Giving Compass' Take:

• The Guardian reports on a recent medical breakthrough from researchers in Copenhagen, who were able to create an ovary in a lab — this may help women undergoing treatment for cancer overcome fertility problems.

• While such innovations are still in their nascent stage, this is a good reminder that funding science and research can often yield remarkable results. Find the people making bold discoveries and make sure they have money.

• Read about the women health advocates trying to end cervical cancer.

Doctors have made an “artificial ovary” from human tissue and eggs in a bid to help women have children after cancer treatment and other therapies that can damage female fertility.

The team in Copenhagen showed that a lab-made ovary could keep human eggs alive for weeks at a time, raising hopes that the approach could one day help women have families after harsh treatments such as chemo- and radiotherapy.

Implanted artificial ovaries might also help women with conditions such as multiple sclerosis and the blood disorder beta thalassaemia, which can require aggressive fertility-harming therapies, along with patients who go through an early menopause.

Women who face a cancer diagnosis can already have ovarian tissue removed and frozen before they have fertility-harming treatments. When they have the all-clear, the tissue is put back and the women can go on to have babies naturally.

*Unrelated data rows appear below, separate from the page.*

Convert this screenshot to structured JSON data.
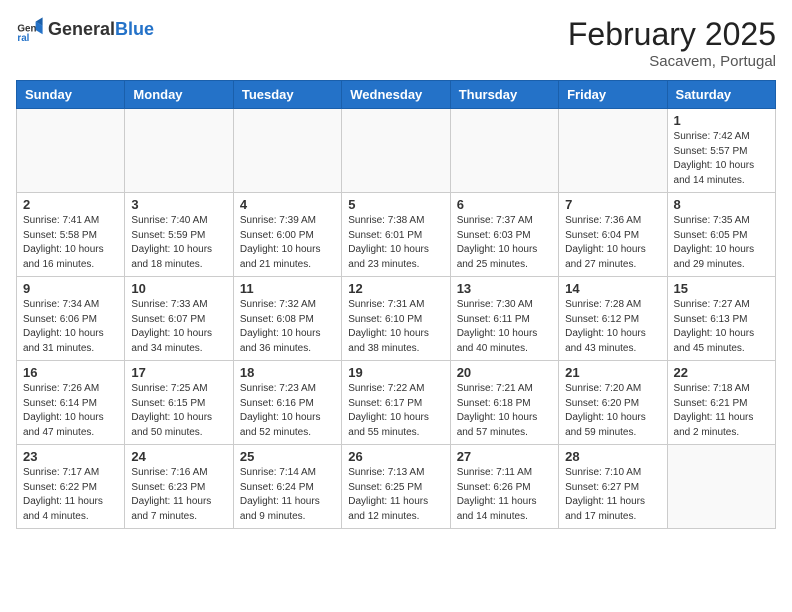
{
  "header": {
    "logo_general": "General",
    "logo_blue": "Blue",
    "month_year": "February 2025",
    "location": "Sacavem, Portugal"
  },
  "days_of_week": [
    "Sunday",
    "Monday",
    "Tuesday",
    "Wednesday",
    "Thursday",
    "Friday",
    "Saturday"
  ],
  "weeks": [
    [
      {
        "day": "",
        "info": ""
      },
      {
        "day": "",
        "info": ""
      },
      {
        "day": "",
        "info": ""
      },
      {
        "day": "",
        "info": ""
      },
      {
        "day": "",
        "info": ""
      },
      {
        "day": "",
        "info": ""
      },
      {
        "day": "1",
        "info": "Sunrise: 7:42 AM\nSunset: 5:57 PM\nDaylight: 10 hours and 14 minutes."
      }
    ],
    [
      {
        "day": "2",
        "info": "Sunrise: 7:41 AM\nSunset: 5:58 PM\nDaylight: 10 hours and 16 minutes."
      },
      {
        "day": "3",
        "info": "Sunrise: 7:40 AM\nSunset: 5:59 PM\nDaylight: 10 hours and 18 minutes."
      },
      {
        "day": "4",
        "info": "Sunrise: 7:39 AM\nSunset: 6:00 PM\nDaylight: 10 hours and 21 minutes."
      },
      {
        "day": "5",
        "info": "Sunrise: 7:38 AM\nSunset: 6:01 PM\nDaylight: 10 hours and 23 minutes."
      },
      {
        "day": "6",
        "info": "Sunrise: 7:37 AM\nSunset: 6:03 PM\nDaylight: 10 hours and 25 minutes."
      },
      {
        "day": "7",
        "info": "Sunrise: 7:36 AM\nSunset: 6:04 PM\nDaylight: 10 hours and 27 minutes."
      },
      {
        "day": "8",
        "info": "Sunrise: 7:35 AM\nSunset: 6:05 PM\nDaylight: 10 hours and 29 minutes."
      }
    ],
    [
      {
        "day": "9",
        "info": "Sunrise: 7:34 AM\nSunset: 6:06 PM\nDaylight: 10 hours and 31 minutes."
      },
      {
        "day": "10",
        "info": "Sunrise: 7:33 AM\nSunset: 6:07 PM\nDaylight: 10 hours and 34 minutes."
      },
      {
        "day": "11",
        "info": "Sunrise: 7:32 AM\nSunset: 6:08 PM\nDaylight: 10 hours and 36 minutes."
      },
      {
        "day": "12",
        "info": "Sunrise: 7:31 AM\nSunset: 6:10 PM\nDaylight: 10 hours and 38 minutes."
      },
      {
        "day": "13",
        "info": "Sunrise: 7:30 AM\nSunset: 6:11 PM\nDaylight: 10 hours and 40 minutes."
      },
      {
        "day": "14",
        "info": "Sunrise: 7:28 AM\nSunset: 6:12 PM\nDaylight: 10 hours and 43 minutes."
      },
      {
        "day": "15",
        "info": "Sunrise: 7:27 AM\nSunset: 6:13 PM\nDaylight: 10 hours and 45 minutes."
      }
    ],
    [
      {
        "day": "16",
        "info": "Sunrise: 7:26 AM\nSunset: 6:14 PM\nDaylight: 10 hours and 47 minutes."
      },
      {
        "day": "17",
        "info": "Sunrise: 7:25 AM\nSunset: 6:15 PM\nDaylight: 10 hours and 50 minutes."
      },
      {
        "day": "18",
        "info": "Sunrise: 7:23 AM\nSunset: 6:16 PM\nDaylight: 10 hours and 52 minutes."
      },
      {
        "day": "19",
        "info": "Sunrise: 7:22 AM\nSunset: 6:17 PM\nDaylight: 10 hours and 55 minutes."
      },
      {
        "day": "20",
        "info": "Sunrise: 7:21 AM\nSunset: 6:18 PM\nDaylight: 10 hours and 57 minutes."
      },
      {
        "day": "21",
        "info": "Sunrise: 7:20 AM\nSunset: 6:20 PM\nDaylight: 10 hours and 59 minutes."
      },
      {
        "day": "22",
        "info": "Sunrise: 7:18 AM\nSunset: 6:21 PM\nDaylight: 11 hours and 2 minutes."
      }
    ],
    [
      {
        "day": "23",
        "info": "Sunrise: 7:17 AM\nSunset: 6:22 PM\nDaylight: 11 hours and 4 minutes."
      },
      {
        "day": "24",
        "info": "Sunrise: 7:16 AM\nSunset: 6:23 PM\nDaylight: 11 hours and 7 minutes."
      },
      {
        "day": "25",
        "info": "Sunrise: 7:14 AM\nSunset: 6:24 PM\nDaylight: 11 hours and 9 minutes."
      },
      {
        "day": "26",
        "info": "Sunrise: 7:13 AM\nSunset: 6:25 PM\nDaylight: 11 hours and 12 minutes."
      },
      {
        "day": "27",
        "info": "Sunrise: 7:11 AM\nSunset: 6:26 PM\nDaylight: 11 hours and 14 minutes."
      },
      {
        "day": "28",
        "info": "Sunrise: 7:10 AM\nSunset: 6:27 PM\nDaylight: 11 hours and 17 minutes."
      },
      {
        "day": "",
        "info": ""
      }
    ]
  ]
}
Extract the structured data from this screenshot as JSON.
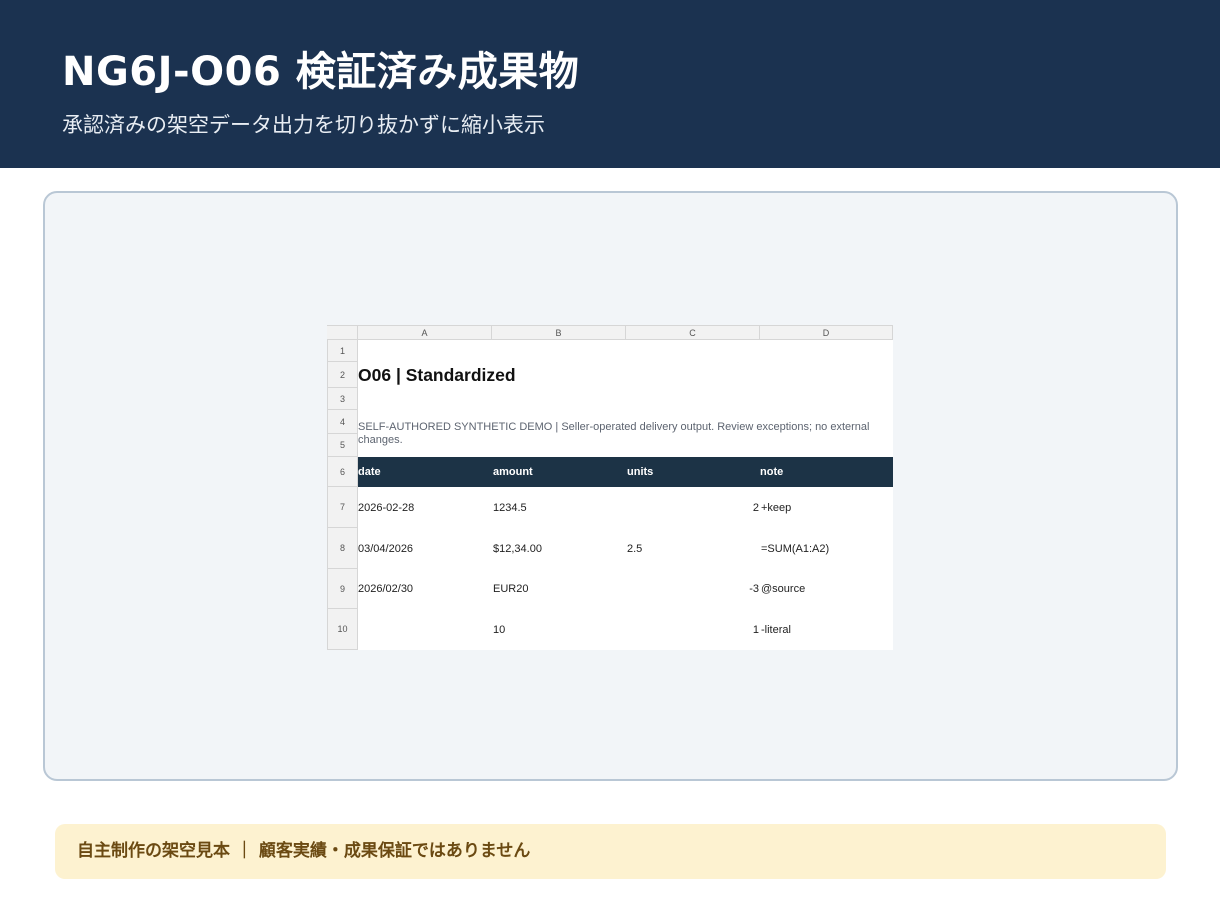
{
  "header": {
    "title": "NG6J-O06 検証済み成果物",
    "subtitle": "承認済みの架空データ出力を切り抜かずに縮小表示"
  },
  "sheet": {
    "columns": [
      "A",
      "B",
      "C",
      "D"
    ],
    "rows": [
      "1",
      "2",
      "3",
      "4",
      "5",
      "6",
      "7",
      "8",
      "9",
      "10"
    ],
    "title": "O06 | Standardized",
    "description": "SELF-AUTHORED SYNTHETIC DEMO | Seller-operated delivery output. Review exceptions; no external changes.",
    "table_headers": [
      "date",
      "amount",
      "units",
      "note"
    ],
    "table_rows": [
      [
        "2026-02-28",
        "1234.5",
        "",
        "2",
        "+keep"
      ],
      [
        "03/04/2026",
        "$12,34.00",
        "2.5",
        "",
        "=SUM(A1:A2)"
      ],
      [
        "2026/02/30",
        "EUR20",
        "",
        "-3",
        "@source"
      ],
      [
        "",
        "10",
        "",
        "1",
        "-literal"
      ]
    ]
  },
  "footer_note": "自主制作の架空見本 ｜ 顧客実績・成果保証ではありません",
  "colors": {
    "header_bg": "#1b3250",
    "panel_bg": "#f2f5f8",
    "table_header_bg": "#1c3346",
    "note_bg": "#fdf2d0",
    "note_text": "#6b4a12"
  }
}
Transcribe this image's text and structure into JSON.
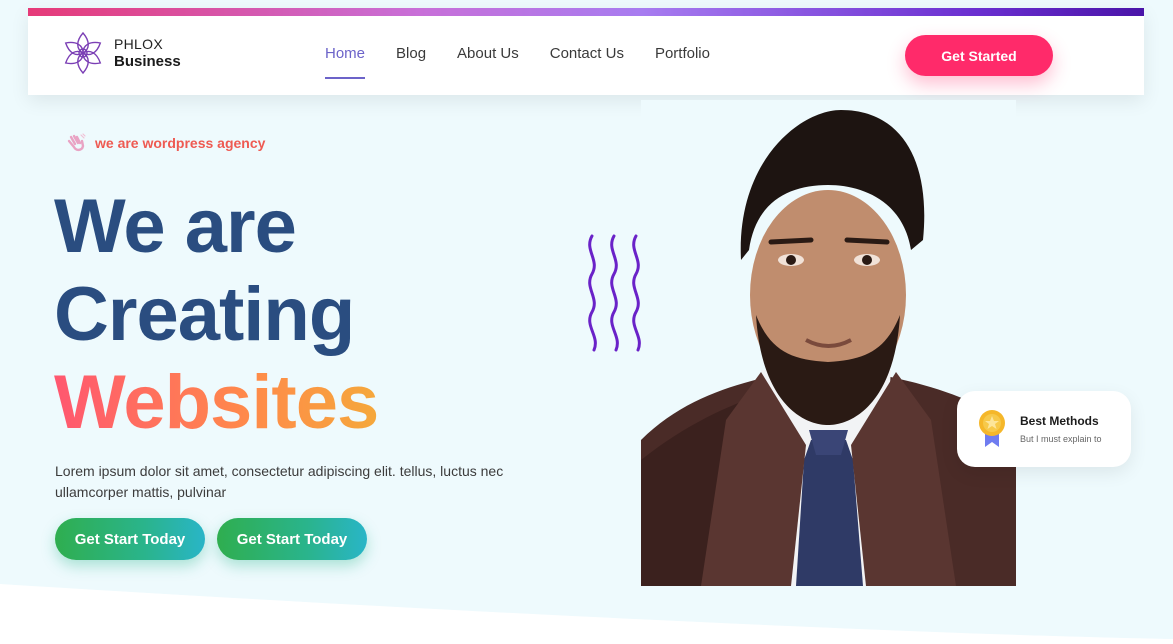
{
  "header": {
    "logo": {
      "line1": "PHLOX",
      "line2": "Business"
    },
    "nav": [
      {
        "label": "Home",
        "active": true
      },
      {
        "label": "Blog",
        "active": false
      },
      {
        "label": "About Us",
        "active": false
      },
      {
        "label": "Contact Us",
        "active": false
      },
      {
        "label": "Portfolio",
        "active": false
      }
    ],
    "cta": "Get Started"
  },
  "hero": {
    "tagline": "we are wordpress agency",
    "title_line1": "We are",
    "title_line2": "Creating",
    "title_line3": "Websites",
    "description": "Lorem ipsum dolor sit amet, consectetur adipiscing elit.  tellus, luctus nec ullamcorper mattis, pulvinar",
    "button1": "Get Start Today",
    "button2": "Get Start Today"
  },
  "badge": {
    "title": "Best Methods",
    "subtitle": "But I must explain to"
  },
  "icons": [
    "flower-logo-icon",
    "waving-hand-icon",
    "medal-icon",
    "wavy-lines-decoration"
  ],
  "colors": {
    "accent_pink": "#ff2a6a",
    "nav_active": "#6c63c9",
    "title_blue": "#2a4d80",
    "tagline_red": "#ee5a52",
    "button_green": "#2fae4f"
  }
}
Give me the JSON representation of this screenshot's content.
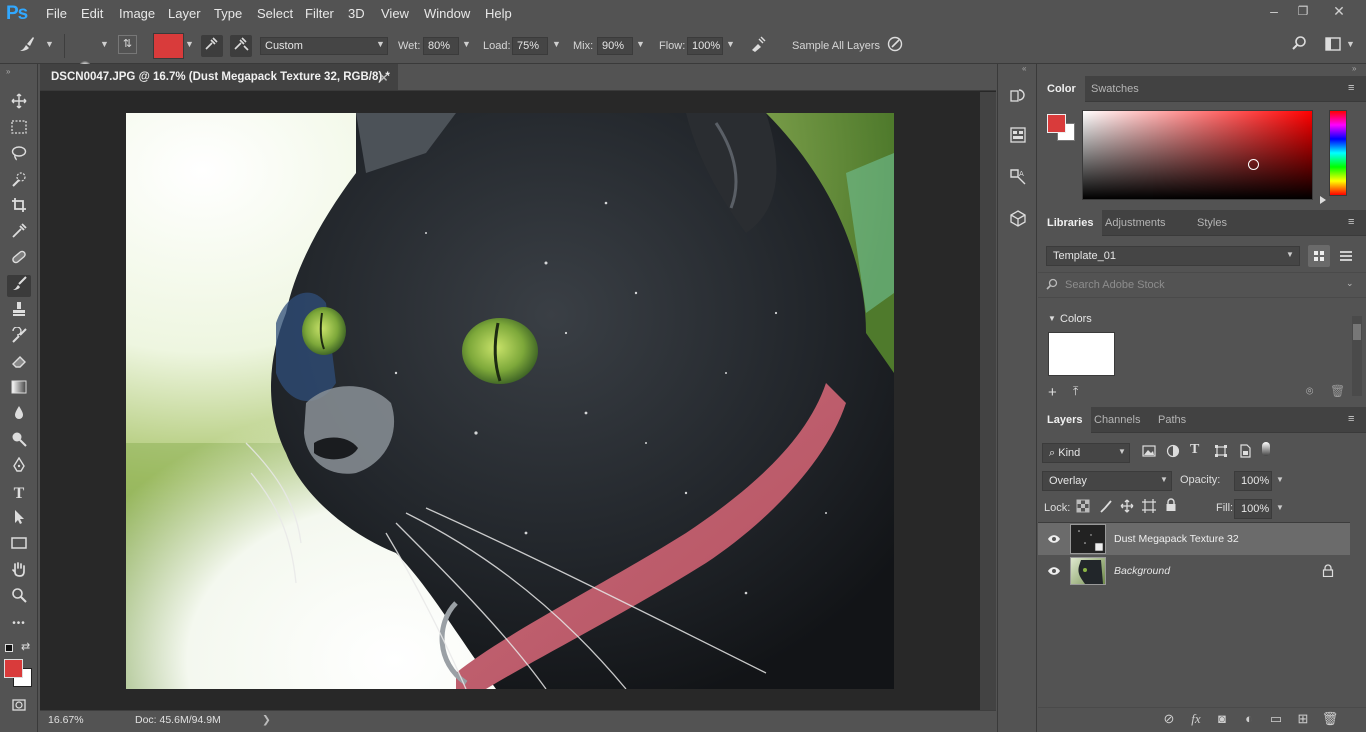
{
  "app": {
    "logo": "Ps",
    "menu": [
      "File",
      "Edit",
      "Image",
      "Layer",
      "Type",
      "Select",
      "Filter",
      "3D",
      "View",
      "Window",
      "Help"
    ],
    "window_controls": [
      "–",
      "❐",
      "✕"
    ]
  },
  "options_bar": {
    "brush_size": "13",
    "preset": "Custom",
    "wet_label": "Wet:",
    "wet_value": "80%",
    "load_label": "Load:",
    "load_value": "75%",
    "mix_label": "Mix:",
    "mix_value": "90%",
    "flow_label": "Flow:",
    "flow_value": "100%",
    "sample_all_layers": "Sample All Layers",
    "sample_all_layers_checked": false,
    "foreground_color": "#d93b3b"
  },
  "document": {
    "tab_title": "DSCN0047.JPG @ 16.7% (Dust Megapack Texture 32, RGB/8) *",
    "close_glyph": "×",
    "zoom": "16.67%",
    "doc_size": "Doc: 45.6M/94.9M",
    "status_arrow": "❯"
  },
  "tools": [
    "move-tool",
    "marquee-tool",
    "lasso-tool",
    "quick-selection-tool",
    "crop-tool",
    "eyedropper-tool",
    "healing-brush-tool",
    "brush-tool",
    "clone-stamp-tool",
    "history-brush-tool",
    "eraser-tool",
    "gradient-tool",
    "blur-tool",
    "dodge-tool",
    "pen-tool",
    "type-tool",
    "path-selection-tool",
    "rectangle-tool",
    "hand-tool",
    "zoom-tool",
    "more-tools"
  ],
  "tool_type_glyph": "T",
  "tool_more_glyph": "•••",
  "color_panel": {
    "tabs": [
      "Color",
      "Swatches"
    ],
    "foreground": "#d93b3b",
    "background": "#ffffff",
    "hue": "#ff0000"
  },
  "libraries_panel": {
    "tabs": [
      "Libraries",
      "Adjustments",
      "Styles"
    ],
    "library_name": "Template_01",
    "search_placeholder": "Search Adobe Stock",
    "section": "Colors",
    "swatch": "#ffffff"
  },
  "layers_panel": {
    "tabs": [
      "Layers",
      "Channels",
      "Paths"
    ],
    "filter_kind": "Kind",
    "blend_mode": "Overlay",
    "opacity_label": "Opacity:",
    "opacity_value": "100%",
    "lock_label": "Lock:",
    "fill_label": "Fill:",
    "fill_value": "100%",
    "layers": [
      {
        "name": "Dust Megapack Texture 32",
        "visible": true,
        "selected": true,
        "locked": false
      },
      {
        "name": "Background",
        "visible": true,
        "selected": false,
        "locked": true
      }
    ],
    "bottom_glyphs": [
      "⊘",
      "fx",
      "◙",
      "◐",
      "▭",
      "⊞",
      "🗑"
    ]
  }
}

For most patients the procedure is safe, but certain cancers, such as ovarian or leukaemia, can invade the ovarian tissue itself. This means that when frozen tissue is thawed and put back, there is a risk the disease will take hold again. For this reason, ovarian tissue freezing is rarely offered to high-risk patients.

Susanne Pors and others at the Rigshospitalet in Copenhagen believe artificial ovaries could be a safer option.